My paternal great grandfather was a sculptor who had work in Chicago’s World Fair (World’s Columbian Exposition). My maternal grandfather was an artist who made his living doing commercial art (illustrations for magazines, billboards, hand painting the pin striping on cars, and landscapes). My mother and her two siblings received straight A’s in art.
Realizing my talent at an early age, my mother bought me Jon Gnagy’s books (I was a fan of his show “You are an Artist” on television) and encouraged my talent. My father taught me to draw a house as if seen from above at an angle at the age of five. He also made a comment that I’ll never forget: “I used to have a rich imagination like you, but as we age, we all lose it.” I became determined at that point never to lose my imagination, and as I laid on the sofa listening to classical music, I imagined ballerinas flying and dancing in the air.
I didn’t realize it at the time, of course, but I was born with synesthesia. Everybody has hallucinations and sees auras and flashing light shows and hears, smells and feels textures, right? The synesthesia I experience is a lot more involved than that, impossible to describe. When I do art, I go into another dimension. At times it can be extremely annoying. And when I’m tired, I cannot “turn it off”. When I was a child, I could not see into a room because the auras were so strong. I learned how to control it, but when experiencing extreme fatigue it’s impossible to control. It influences my artistic process.
I was not exposed to a lot of art growing up, however. I did read voraciously, and that helped enrich my imagination to the point where I became a “book snob” – I didn’t want someone else’s visuals. I needed to create my own.
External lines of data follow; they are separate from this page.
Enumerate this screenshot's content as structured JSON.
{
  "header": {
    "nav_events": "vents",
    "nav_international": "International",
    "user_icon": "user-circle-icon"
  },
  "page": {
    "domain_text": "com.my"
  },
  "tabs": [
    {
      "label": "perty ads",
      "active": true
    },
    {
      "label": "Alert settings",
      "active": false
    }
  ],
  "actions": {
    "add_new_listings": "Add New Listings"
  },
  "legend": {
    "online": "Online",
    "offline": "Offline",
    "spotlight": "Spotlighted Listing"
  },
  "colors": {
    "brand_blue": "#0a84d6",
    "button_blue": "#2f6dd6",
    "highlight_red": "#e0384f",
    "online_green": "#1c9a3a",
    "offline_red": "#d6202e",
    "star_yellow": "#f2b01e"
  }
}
When my high school art teacher recommended I go to art school (Thomas Wendt, we are friends to this day) my parents discouraged it. On my father’s side, at least, being an artist was equated with being flaky and poor. I followed their advice and became a self-taught computer programmer; I prefer to teach myself rather than go to school.
In 2003, I became sick of “working for the man”. I started painting with pastels, watercolors, pen and ink, graphite. I started small, on sheets of paper approximately 26 inches. When I wanted to draw larger pieces I had a problem – my cats would walk on the paper! (I have a small apartment.) That’s when I made the decision to go digital.
I’ve been doing digital as well as ink, watercolor, etc. ever since (often I scan or photograph my works on paper and use them in the digital work). Science, mathematics, and music influence the work that I do. Without music, I could not create art.